Millimoles of acetic acid= 59.6667
Millimoles of isopentyl alcohol= 53.9773
How would I convert mmoles acetic acid to mmoles of the product and mmoles isopentyl alcohol to mmoles of the product?
Would I take the millimoles of each(acetic acid and isopentyl alcohol) and multiply that value by the molecular weight of the products (148 g/mol)?
To convert millimoles of acetic acid and isopentyl alcohol to millimoles of the product, you need to use the stoichiometry of the balanced chemical equation:
CH3COOH + C5H12O -> C7H14O2 + H2O
From the equation, you can see that 1 mole of acetic acid (CH3COOH) reacts with 1 mole of isopentyl alcohol (C5H12O) to produce 1 mole of the product (C7H14O2).
So, to convert millimoles of acetic acid (CH3COOH) to millimoles of the product (C7H14O2), you multiply the millimoles of acetic acid by the stoichiometric ratio:
Millimoles of product = Millimoles of acetic acid × (1 mole product)/(1 mole acetic acid)

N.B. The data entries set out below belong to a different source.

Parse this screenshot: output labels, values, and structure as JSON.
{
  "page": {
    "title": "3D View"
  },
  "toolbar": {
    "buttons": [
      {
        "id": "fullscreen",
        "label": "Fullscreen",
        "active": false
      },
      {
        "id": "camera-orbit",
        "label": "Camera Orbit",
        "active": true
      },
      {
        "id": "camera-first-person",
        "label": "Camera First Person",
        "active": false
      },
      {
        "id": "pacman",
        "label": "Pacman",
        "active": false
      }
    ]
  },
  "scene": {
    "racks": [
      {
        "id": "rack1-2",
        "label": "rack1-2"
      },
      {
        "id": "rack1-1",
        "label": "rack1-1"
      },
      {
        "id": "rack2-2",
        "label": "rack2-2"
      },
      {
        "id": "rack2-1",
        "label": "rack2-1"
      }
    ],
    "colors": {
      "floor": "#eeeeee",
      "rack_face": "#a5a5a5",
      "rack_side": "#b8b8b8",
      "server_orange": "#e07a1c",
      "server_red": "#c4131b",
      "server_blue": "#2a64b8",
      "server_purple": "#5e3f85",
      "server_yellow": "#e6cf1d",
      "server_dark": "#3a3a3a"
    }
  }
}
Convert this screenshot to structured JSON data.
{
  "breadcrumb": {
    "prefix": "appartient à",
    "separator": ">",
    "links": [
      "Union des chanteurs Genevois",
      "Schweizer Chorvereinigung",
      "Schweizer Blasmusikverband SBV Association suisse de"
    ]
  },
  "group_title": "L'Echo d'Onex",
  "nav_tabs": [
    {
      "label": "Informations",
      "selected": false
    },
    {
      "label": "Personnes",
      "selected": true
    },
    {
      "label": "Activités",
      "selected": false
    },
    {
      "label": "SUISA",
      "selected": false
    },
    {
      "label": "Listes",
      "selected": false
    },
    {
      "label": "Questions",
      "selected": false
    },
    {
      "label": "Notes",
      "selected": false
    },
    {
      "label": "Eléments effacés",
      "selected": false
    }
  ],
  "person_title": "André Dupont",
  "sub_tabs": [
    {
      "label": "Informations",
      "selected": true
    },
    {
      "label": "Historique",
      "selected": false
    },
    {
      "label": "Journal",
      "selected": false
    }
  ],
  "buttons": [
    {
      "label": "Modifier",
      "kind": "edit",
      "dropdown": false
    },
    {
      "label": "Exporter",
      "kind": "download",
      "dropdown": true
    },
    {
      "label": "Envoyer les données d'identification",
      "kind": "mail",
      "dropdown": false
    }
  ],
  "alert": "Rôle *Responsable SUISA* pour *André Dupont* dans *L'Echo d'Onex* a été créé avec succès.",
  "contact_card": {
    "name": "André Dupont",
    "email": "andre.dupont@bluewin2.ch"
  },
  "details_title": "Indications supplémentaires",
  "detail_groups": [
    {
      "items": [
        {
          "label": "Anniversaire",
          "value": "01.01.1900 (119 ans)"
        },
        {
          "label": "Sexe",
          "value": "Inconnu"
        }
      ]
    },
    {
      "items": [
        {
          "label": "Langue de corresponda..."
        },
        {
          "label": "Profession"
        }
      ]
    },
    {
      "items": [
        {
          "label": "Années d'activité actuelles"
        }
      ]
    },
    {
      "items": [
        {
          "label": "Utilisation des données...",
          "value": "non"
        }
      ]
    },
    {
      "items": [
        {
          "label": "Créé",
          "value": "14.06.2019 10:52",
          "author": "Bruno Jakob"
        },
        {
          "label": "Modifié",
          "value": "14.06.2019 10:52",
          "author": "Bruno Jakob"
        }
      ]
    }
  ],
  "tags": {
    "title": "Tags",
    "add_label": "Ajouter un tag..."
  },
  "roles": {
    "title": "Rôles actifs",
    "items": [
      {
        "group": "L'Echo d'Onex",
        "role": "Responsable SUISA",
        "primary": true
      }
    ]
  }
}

Similarly, to convert millimoles of isopentyl alcohol (C5H12O) to millimoles of the product (C7H14O2), you multiply the millimoles of isopentyl alcohol by the stoichiometric ratio:
Millimoles of product = Millimoles of isopentyl alcohol × (1 mole product)/(1 mole isopentyl alcohol)
Once you have the millimoles of the product, you can then convert it to grams by multiplying by the molar mass of the product. In this case, you would multiply the millimoles of the product by the molar mass of C7H14O2 (148 g/mol) to get the grams of the product.